Enquanto o mercado financeiro aguarda ansiosamente pelo primeiro corte de juros nos Estados Unidos em junho, Roberto Campos Neto, presidente do Banco Central do Brasil (BC), demonstrou cautela com relação aos rumos da política monetária da maior economia do mundo.

Após um processo de desinflação no último ano, puxado principalmente pelos preços de alimentos e energia, Campos Neto disse nesta terça-feira, 3 de abril, que o processo nos Estados Unidos “deu uma estacionada”, com a inflação rodando na casa dos 3,2%, conforme a última leitura, em fevereiro.

Destacando que o cenário global está muito mais desafiador agora do que em fevereiro, o presidente do BC disse que os dados de inflação americana de março, previstos para saírem dia 10 de abril, serão “muito relevantes” para entender se o afrouxamento da política monetária acontecerá no ritmo e no momento previstos pelo mercado.

“O BC americano precisa ter uma narrativa sobre o processo de desinflação e essa narrativa tem ficado com um grau de incerteza maior, porque alguns fatores não têm se mostrado tão desinflacionários”, disse ele, durante o 10th Brazil Investment Forum, promovido pelo Bradesco BBI.

Para Campos Neto, falta entender de onde virá a força final de desinflação para completar o last mile para atingir a meta de 2%, dando segurança ao Fed começar a cortar os juros, uma vez que a economia americana ainda está bastante resiliente e com bastante liquidez.

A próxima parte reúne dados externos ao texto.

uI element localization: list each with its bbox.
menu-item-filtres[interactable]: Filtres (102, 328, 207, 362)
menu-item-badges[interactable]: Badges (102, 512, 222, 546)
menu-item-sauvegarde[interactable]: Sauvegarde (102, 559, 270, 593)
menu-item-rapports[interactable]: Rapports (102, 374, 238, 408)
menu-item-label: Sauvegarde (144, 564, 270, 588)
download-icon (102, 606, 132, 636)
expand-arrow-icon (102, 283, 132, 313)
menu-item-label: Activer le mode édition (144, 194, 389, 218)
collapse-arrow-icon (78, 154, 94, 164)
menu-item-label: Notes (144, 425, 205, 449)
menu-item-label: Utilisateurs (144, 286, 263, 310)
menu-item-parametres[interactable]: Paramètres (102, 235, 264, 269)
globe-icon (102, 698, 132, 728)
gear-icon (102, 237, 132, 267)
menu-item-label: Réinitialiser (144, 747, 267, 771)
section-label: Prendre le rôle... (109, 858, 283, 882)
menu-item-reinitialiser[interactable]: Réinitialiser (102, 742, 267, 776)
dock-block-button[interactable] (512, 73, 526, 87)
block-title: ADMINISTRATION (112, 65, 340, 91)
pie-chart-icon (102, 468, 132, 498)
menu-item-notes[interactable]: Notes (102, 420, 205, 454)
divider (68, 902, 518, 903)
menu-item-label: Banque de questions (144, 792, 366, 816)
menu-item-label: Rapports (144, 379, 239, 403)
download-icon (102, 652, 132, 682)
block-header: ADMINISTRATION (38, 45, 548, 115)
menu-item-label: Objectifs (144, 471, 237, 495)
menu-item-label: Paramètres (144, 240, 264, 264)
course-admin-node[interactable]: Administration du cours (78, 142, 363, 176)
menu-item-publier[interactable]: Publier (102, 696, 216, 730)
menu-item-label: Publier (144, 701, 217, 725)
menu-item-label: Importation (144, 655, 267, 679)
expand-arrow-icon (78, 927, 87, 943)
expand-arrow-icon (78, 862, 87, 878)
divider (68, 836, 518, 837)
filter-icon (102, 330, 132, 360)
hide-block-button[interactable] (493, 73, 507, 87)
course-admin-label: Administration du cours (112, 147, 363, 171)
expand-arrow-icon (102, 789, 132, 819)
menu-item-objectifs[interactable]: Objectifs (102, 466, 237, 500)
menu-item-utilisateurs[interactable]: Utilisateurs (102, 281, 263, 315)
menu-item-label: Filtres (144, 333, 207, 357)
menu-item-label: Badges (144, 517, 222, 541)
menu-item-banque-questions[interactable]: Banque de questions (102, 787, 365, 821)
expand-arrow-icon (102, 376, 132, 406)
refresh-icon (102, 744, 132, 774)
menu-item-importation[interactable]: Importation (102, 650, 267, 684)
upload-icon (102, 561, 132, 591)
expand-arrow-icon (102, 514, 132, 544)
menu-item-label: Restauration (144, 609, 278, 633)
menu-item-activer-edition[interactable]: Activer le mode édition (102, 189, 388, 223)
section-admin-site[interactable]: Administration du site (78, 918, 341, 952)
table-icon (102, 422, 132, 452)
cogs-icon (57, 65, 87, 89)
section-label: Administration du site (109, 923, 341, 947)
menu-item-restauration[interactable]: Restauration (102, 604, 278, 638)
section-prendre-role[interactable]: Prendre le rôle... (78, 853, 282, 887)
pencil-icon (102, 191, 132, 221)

Segundo ele, o setor imobiliário ainda está muito forte e energia também voltou a ver aceleração de preços,

“Tem uma história sobre de onde virá a desinflação que acho que é um desafio”, disse Campos Neto. “O número de março tem que sair de algo perto de 3,2% para algo mais baixo, senão vai ficar muito difícil essa narrativa de desinflação.”

O próprio presidente do Federal Reserve (Fed), Jerome Powell, deu corda para os investidores, ao afirmar, em 29 de março, que a economia forte dos Estados Unidos permite ao banco central não ter pressa para iniciar um ciclo de cortes de juros. “Queremos ter mais confiança antes de reduzirmos os juros”, disse.

O rumo da política monetária dos Estados Unidos é determinante para as decisões do BC. O aumento das incertezas quanto à situação externa foi um dos fatores que fizeram com que o Comitê de Política Monetária (Copom) sinalizasse na decisão de março a possibilidade de rever o ritmo de cortes de juros nas próximas reuniões. No encontro, a Selic foi cortada em 0,50 ponto porcentual, para 10,75% ao ano.

Sobre a situação no País, Campos Neto disse que o processo de desinflação está “mais ou menos” de acordo com que o BC esperava, mas afirmou que os números do segmento de serviços têm vindo um pouco maiores, se mostrando mais resilientes nos itens relacionados ao mercado de trabalho.

Segundo ele, essa força dos serviços é algo também visto em outros emergentes, mas destacou que se trata de um ponto que acrescenta incertezas ao cenário daqui em diante, inclusive no Brasil, sendo mais um fator que fez com que o Copom mudasse sua comunicação, para não perder credibilidade. “O BC vai ficar dependente de dados de curto prazo”, afirmou.

Em relação ao câmbio, que passou por uma intervenção na terça-feira, dia 2 de abril, a primeira desde dezembro de 2022, Campos Neto disse que foi uma decisão pontual, “nada a ver com o movimento, que é flutuante”.

Ele disse que a operação foi motivada por um vencimento de títulos públicos atrelados ao câmbio e que não se trata de um tema preocupante. “O Brasil tem uma parte externa sólida”, disse.

Os temas que ele mostrou preocupação foram eventuais políticas de intervenção para controlar preços com instrumentos fiscais, para atuar com a inflação, defendendo políticas para expansão da oferta com participação do setor privado. “Precisamos também de políticas que fomentem credibilidade para investimentos estrangeiros”, disse.